The problem is simple but inexorable: The deadweight cost of taxes rises by the square of the rise in the tax rate -- that is, exponentially. That drives the creation of "loopholes", exemptions, credits, etc., both (a) on the merits to protect important economic activity from the deadweight cost; and (b) in response to the ever bigger payoff to both constituents and politicians from buying and selling tax loopholes, regardless of merit. So much for equity, horizontal or vertical.

Then the new loopholes and tax expenditures narrow the tax base, which requires by arithmetic even higher tax rates to collect any given amount of income, and the higher rates further increase the deadweight cost ... repeat cycle.

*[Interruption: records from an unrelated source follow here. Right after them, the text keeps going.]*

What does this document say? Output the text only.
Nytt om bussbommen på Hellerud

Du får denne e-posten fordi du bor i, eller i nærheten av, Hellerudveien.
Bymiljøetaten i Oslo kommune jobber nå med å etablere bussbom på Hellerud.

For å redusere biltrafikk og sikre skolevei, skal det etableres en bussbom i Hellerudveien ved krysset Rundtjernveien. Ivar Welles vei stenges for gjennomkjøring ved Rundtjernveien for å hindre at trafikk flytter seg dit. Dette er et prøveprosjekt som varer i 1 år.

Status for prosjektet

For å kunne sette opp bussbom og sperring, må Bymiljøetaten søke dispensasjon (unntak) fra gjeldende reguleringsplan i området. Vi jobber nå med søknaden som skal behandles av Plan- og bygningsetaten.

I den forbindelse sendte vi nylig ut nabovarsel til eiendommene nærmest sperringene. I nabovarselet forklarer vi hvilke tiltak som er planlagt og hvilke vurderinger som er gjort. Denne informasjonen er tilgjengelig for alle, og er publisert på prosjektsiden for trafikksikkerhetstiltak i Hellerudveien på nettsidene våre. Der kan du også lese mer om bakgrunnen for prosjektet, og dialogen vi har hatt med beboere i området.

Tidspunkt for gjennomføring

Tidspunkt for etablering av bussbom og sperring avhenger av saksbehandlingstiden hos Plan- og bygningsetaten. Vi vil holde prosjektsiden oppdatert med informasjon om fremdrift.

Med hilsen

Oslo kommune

An exponentially rising force is tough to resist. And in that light, the unremittingly rising projectived future revenue needs of the govt are not a happy consideration regarding tax equity and efficiency.

TRA '86 was a brief happy moment when the process was reversed in a real left-right bargain, with the left givng up high tax rates and the right giving up scads of corporate tax breaks and rich-person tax shelters. We've been gradually unravelling it ever since.

But hey, it's been done once so at least we know it is possible -- as opposed to so many other pie-in-the-sky miracle reforms, from 90% top tax brackets to flat taxes to the Georgists and all the rest.

So if Wyden-Gregg can start some movement back in that direction, more power to them.

Maybe it could even be a precedent for learning once again how to make left-right bargains on other issues.


Piketty and Saez's work shows

Piketty and Saez's work shows that the top 0.01% of taxpayers paid average federal tax rates of 71.4% and 74.6% in 1960 and 1970 respectively. In 2004, they paid 34.7%.

http://elsa.berkeley.edu/~saez/piketty-saezJEP07taxprog.pdf


Effective tax rates, historically

IRS Statistics of Income, 1965 (the days of the good old 70% top tax bracket).

Effective tax rates by income level (tax actually paid/income, 1965 dollars)...

>$1 million: 30.8%
$500k to $1,000k: 32.8%
$100k to $500k: 36.4%
$50k to 100k: 31.2%

So the people who had income of $50k to $100k paid a higher effective tax rate those who had twenty times more income.

Also note that as in 1970 the top tax bracket rate was 71.75%, it seems unlikely that any income class paid an "average" tax rate of 74.6% -- not only did rates not go that high, but that would also mean receiving no benefit from all the other lower brackets.

Although for 0.01% of taxpayers, who knows what anomaly might apply?